Abolição: o protagonismo dos escravizados em uma luta que ainda não terminou
"Houve sol, e grande sol, naquele domingo de 1888, em que o Senado votou a lei, que a regente sancionou, e todos saímos à rua. Todos respiravam felicidade, tudo era delírio". Assim relembrou alguns anos depois o escritor Machado de Assis, que participou das comemorações do fim da escravidão, no Rio de Janeiro, capital do Brasil à época. Em contraste, havia um país dilacerado, com uma ferida profunda decorrente de séculos de exploração. No 13 de maio de 1888, a princesa Isabel assinou a Lei Áurea, extinguindo formalmente a escravidão no Brasil. O protagonismo da data, no entanto, não foi uma ação benevolente e humanista da família real brasileira e do Senado. Tratou-se de fruto de importante participação popular, com escravizados e homens e mulheres negros livres unindo-se pela liberdade. Diante disso, é imprescindível ressaltar a resistência, a luta e a união dos escravizados como maior símbolo do abolicionismo no país.

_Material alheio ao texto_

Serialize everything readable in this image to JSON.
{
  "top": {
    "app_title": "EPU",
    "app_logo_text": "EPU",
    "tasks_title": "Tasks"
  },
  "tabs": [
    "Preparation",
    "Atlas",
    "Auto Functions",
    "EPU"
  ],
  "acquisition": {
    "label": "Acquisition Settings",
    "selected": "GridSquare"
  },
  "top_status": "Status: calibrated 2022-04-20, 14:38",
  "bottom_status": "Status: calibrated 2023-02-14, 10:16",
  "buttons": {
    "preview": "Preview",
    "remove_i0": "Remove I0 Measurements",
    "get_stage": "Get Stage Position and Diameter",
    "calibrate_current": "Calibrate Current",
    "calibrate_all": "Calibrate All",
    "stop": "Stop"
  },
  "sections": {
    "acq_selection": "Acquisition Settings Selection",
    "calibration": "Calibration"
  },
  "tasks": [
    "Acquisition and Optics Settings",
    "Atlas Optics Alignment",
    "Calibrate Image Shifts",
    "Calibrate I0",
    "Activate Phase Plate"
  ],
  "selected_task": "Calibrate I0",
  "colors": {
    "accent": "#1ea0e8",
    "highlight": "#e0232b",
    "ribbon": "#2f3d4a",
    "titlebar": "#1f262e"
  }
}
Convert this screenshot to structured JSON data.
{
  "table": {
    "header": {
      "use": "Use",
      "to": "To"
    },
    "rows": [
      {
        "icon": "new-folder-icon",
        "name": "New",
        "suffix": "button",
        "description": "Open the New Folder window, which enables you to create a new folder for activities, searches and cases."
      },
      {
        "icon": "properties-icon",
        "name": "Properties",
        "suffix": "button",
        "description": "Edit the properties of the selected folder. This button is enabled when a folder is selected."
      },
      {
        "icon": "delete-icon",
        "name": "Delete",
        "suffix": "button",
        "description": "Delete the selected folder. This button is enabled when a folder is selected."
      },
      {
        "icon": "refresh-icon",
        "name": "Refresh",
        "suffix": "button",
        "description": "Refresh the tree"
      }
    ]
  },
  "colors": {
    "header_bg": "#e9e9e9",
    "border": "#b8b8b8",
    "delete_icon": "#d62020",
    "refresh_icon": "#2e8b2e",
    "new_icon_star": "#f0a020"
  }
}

A abolição da escravatura foi uma reivindicação que atravessou o século XIX, sendo assunto ressonante em diversos países do mundo, o que se deu também por pressão da Inglaterra, que via a prática como ameaça ao modelo de industrialização, de relações de trabalho e de mercado consumidor defendido pela maior potência econômica do período. “O Brasil foi o último país a abolir a escravidão nas Américas, após ter sido o que mais recebeu homens e mulheres vindos do continente africano, considerados propriedade privada. O país era dependente desse tipo de mão de obra, tendo o tráfico de seres humanos funcionado como motor de boa parte da economia colonial e também do Império”, assinala o presidente do Comitê para a Erradicação do Trabalho Escravo Contemporâneo, do Tráfico de Pessoas, da Discriminação de Gênero, Raça, Etnia e Promoção de Igualdade do Tribunal Regional do Trabalho da 15ª Região, desembargador Eduardo Benedito de Oliveira Zanella.
Formalmente proibidas, escravidão e exploração ainda seguem como triste realidade no mundo todo, vitimando principalmente a população pobre e negra. No Brasil, elas ainda representam uma ferida aberta, origem das desigualdades. Por isso, são fundamentais políticas afirmativas que tenham como objetivo modificar injustiças e dissolvê-las da sociedade contemporânea.
O debate sobre escravidão clama também, de modo indissociável, pela discussão sobre discriminação racial, uma vez que pesquisas apontam que são negros 82% das pessoas atualmente resgatadas de trabalho análogo à escravidão, o que requer a intervenção estatal e da sociedade civil organizada. “Apenas o combate diuturno à desigualdade impedirá que trabalhadores sejam submetidos às versões contemporâneas da escravidão”, reforça o magistrado.
A presidente do TRT-15, desembargadora Ana Amarylis Vivacqua de Oliveira Gulla destaca a atuação do Comitê, que foi criado em 2014 para promover ações de conscientização. “As iniciativas do Comitê reforçam o compromisso do Tribunal com a maior participação de grupos historicamente desfavorecidos no mercado de trabalho e com a defesa de políticas afirmativas”, salienta.
A frente de trabalho busca, sobretudo, a mobilização da sociedade, por meio da participação em projetos, como a iniciativa “Escravo, Nem Pensar”, realizada pela organização não governamental Repórter Brasil, com participação de pesquisadores e outros atores governamentais. Além disso, o comitê participa da elaboração de simpósios sobre a temática e capacita magistrados do Tribunal para identificar quaisquer vestígios de situações de trabalho análogo ao de escravo e buscar provas que exploradores sejam responsabilizados pelo Judiciário.
“Diante disso, que o“ grande sol”, relatado por Machado de Assis esteja sempre presente e, como símbolo de energia, vitalidade e esperança, seja a força motriz necessária na instrumentalização de políticas públicas para erradicar o trabalho escravo no país”, finaliza o desembargador Eduardo Zanella.